A year later, the group had its "new Pearl Harbor".

Even as fires from Flight 77 burned on one side of the Pentagon on 9/11, Rumsfeld wrote down his thoughts on the other side: "Judge whether good enough [to] hit S.H. [Saddam Hussein] at the same time. Not only UBL [Usama Bin Laden]... Go massive. Sweep it all up. Things related and not."

As the credits to Fahrenheit 9/11 rolled, I listened to Neil Young's "Rockin' in the Free World", reading the names of those who produced such a powerful flick. When I finally left the theatre after Moore's final message "Do something" — I turned only to see an empty room, except for two elderly women who remained to discuss what they just saw.

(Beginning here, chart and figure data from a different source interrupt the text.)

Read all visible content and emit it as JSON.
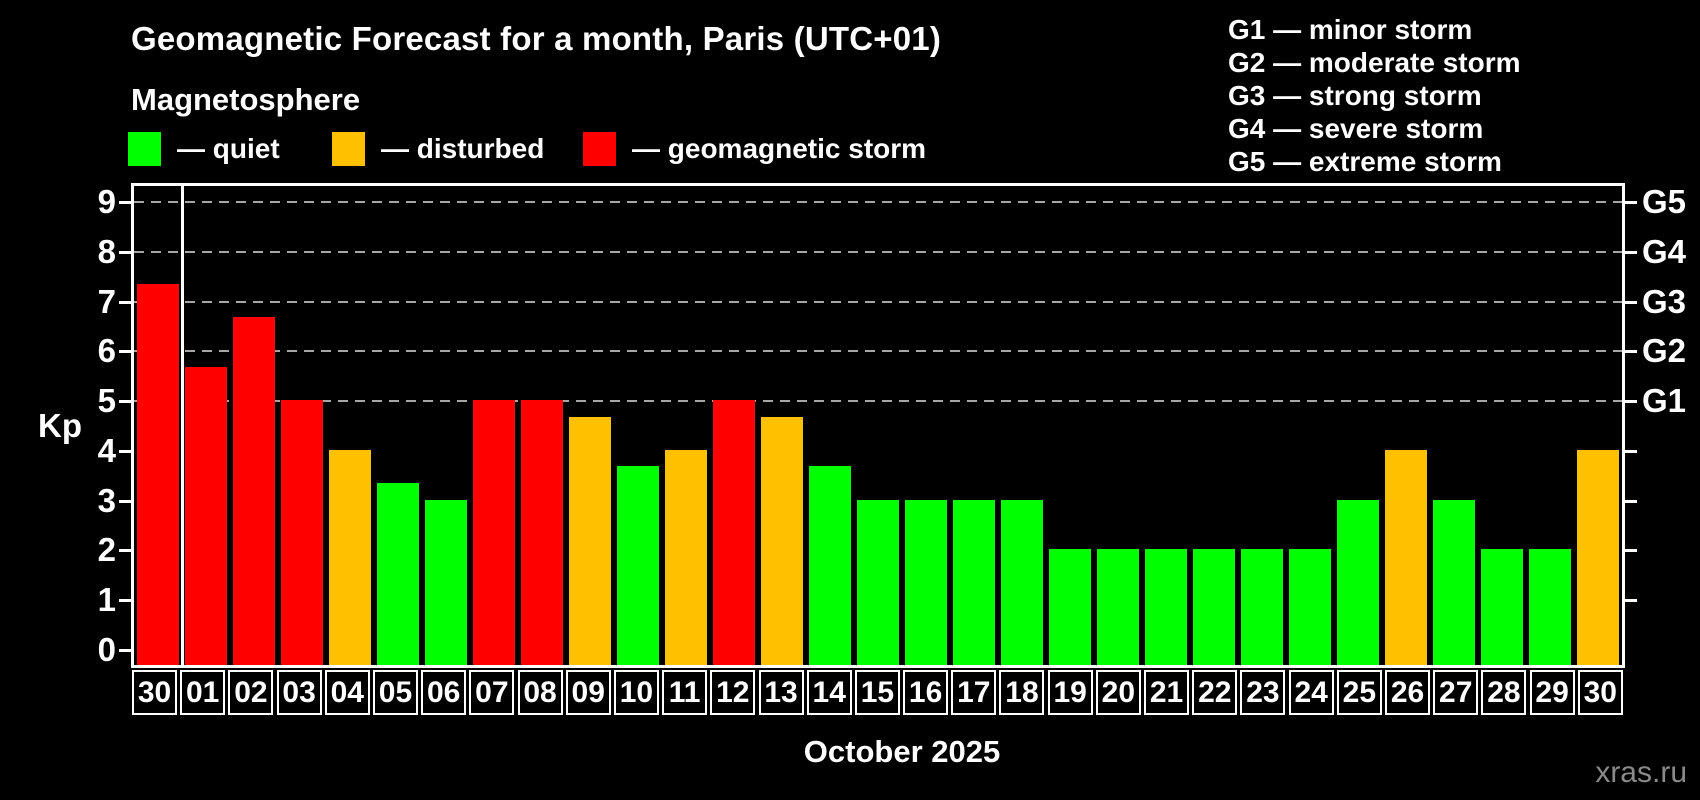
{
  "chart_data": {
    "type": "bar",
    "title": "Geomagnetic Forecast for a month, Paris (UTC+01)",
    "subtitle": "Magnetosphere",
    "xlabel": "October 2025",
    "ylabel": "Kp",
    "ylim": [
      0,
      9.4
    ],
    "grid": "dashed horizontal lines at Kp 5,6,7,8,9",
    "legend_position": "top",
    "categories": [
      "30",
      "01",
      "02",
      "03",
      "04",
      "05",
      "06",
      "07",
      "08",
      "09",
      "10",
      "11",
      "12",
      "13",
      "14",
      "15",
      "16",
      "17",
      "18",
      "19",
      "20",
      "21",
      "22",
      "23",
      "24",
      "25",
      "26",
      "27",
      "28",
      "29",
      "30"
    ],
    "values": [
      7.33,
      5.67,
      6.67,
      5,
      4,
      3.33,
      3,
      5,
      5,
      4.67,
      3.67,
      4,
      5,
      4.67,
      3.67,
      3,
      3,
      3,
      3,
      2,
      2,
      2,
      2,
      2,
      2,
      3,
      4,
      3,
      2,
      2,
      4
    ],
    "statuses": [
      "storm",
      "storm",
      "storm",
      "storm",
      "disturbed",
      "quiet",
      "quiet",
      "storm",
      "storm",
      "disturbed",
      "quiet",
      "disturbed",
      "storm",
      "disturbed",
      "quiet",
      "quiet",
      "quiet",
      "quiet",
      "quiet",
      "quiet",
      "quiet",
      "quiet",
      "quiet",
      "quiet",
      "quiet",
      "quiet",
      "disturbed",
      "quiet",
      "quiet",
      "quiet",
      "disturbed"
    ],
    "colors": {
      "quiet": "#00ff00",
      "disturbed": "#ffc000",
      "storm": "#ff0000"
    },
    "y_ticks_left": [
      "0",
      "1",
      "2",
      "3",
      "4",
      "5",
      "6",
      "7",
      "8",
      "9"
    ],
    "right_axis_labels": [
      {
        "kp": 5,
        "label": "G1"
      },
      {
        "kp": 6,
        "label": "G2"
      },
      {
        "kp": 7,
        "label": "G3"
      },
      {
        "kp": 8,
        "label": "G4"
      },
      {
        "kp": 9,
        "label": "G5"
      }
    ],
    "gridlines_at": [
      5,
      6,
      7,
      8,
      9
    ],
    "month_separator_after_index": 0
  },
  "legend": {
    "items": [
      {
        "status": "quiet",
        "label": "— quiet",
        "color": "#00ff00"
      },
      {
        "status": "disturbed",
        "label": "— disturbed",
        "color": "#ffc000"
      },
      {
        "status": "storm",
        "label": "— geomagnetic storm",
        "color": "#ff0000"
      }
    ]
  },
  "g_scale_legend": {
    "items": [
      "G1 — minor storm",
      "G2 — moderate storm",
      "G3 — strong storm",
      "G4 — severe storm",
      "G5 — extreme storm"
    ]
  },
  "footer": {
    "watermark": "xras.ru"
  }
}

A theatre employee handed me a pack of aspirin, saying it was for "in case of a headache".

"Thanks", I said. "But I think the people in the White House need this more than me."

[Abridged from <http://www.opednews.com>. Kevin Shay, a Washington, DC, writer, won a 2002 International Peacewriting Award for Walking Through the Wall, an electronic book about a transcontinental march for peace and justice he joined. The latest book to which he contributed, Big Bush Lies, was recently released by RiverWood Books.]

From Green Left Weekly, July 21, 2004.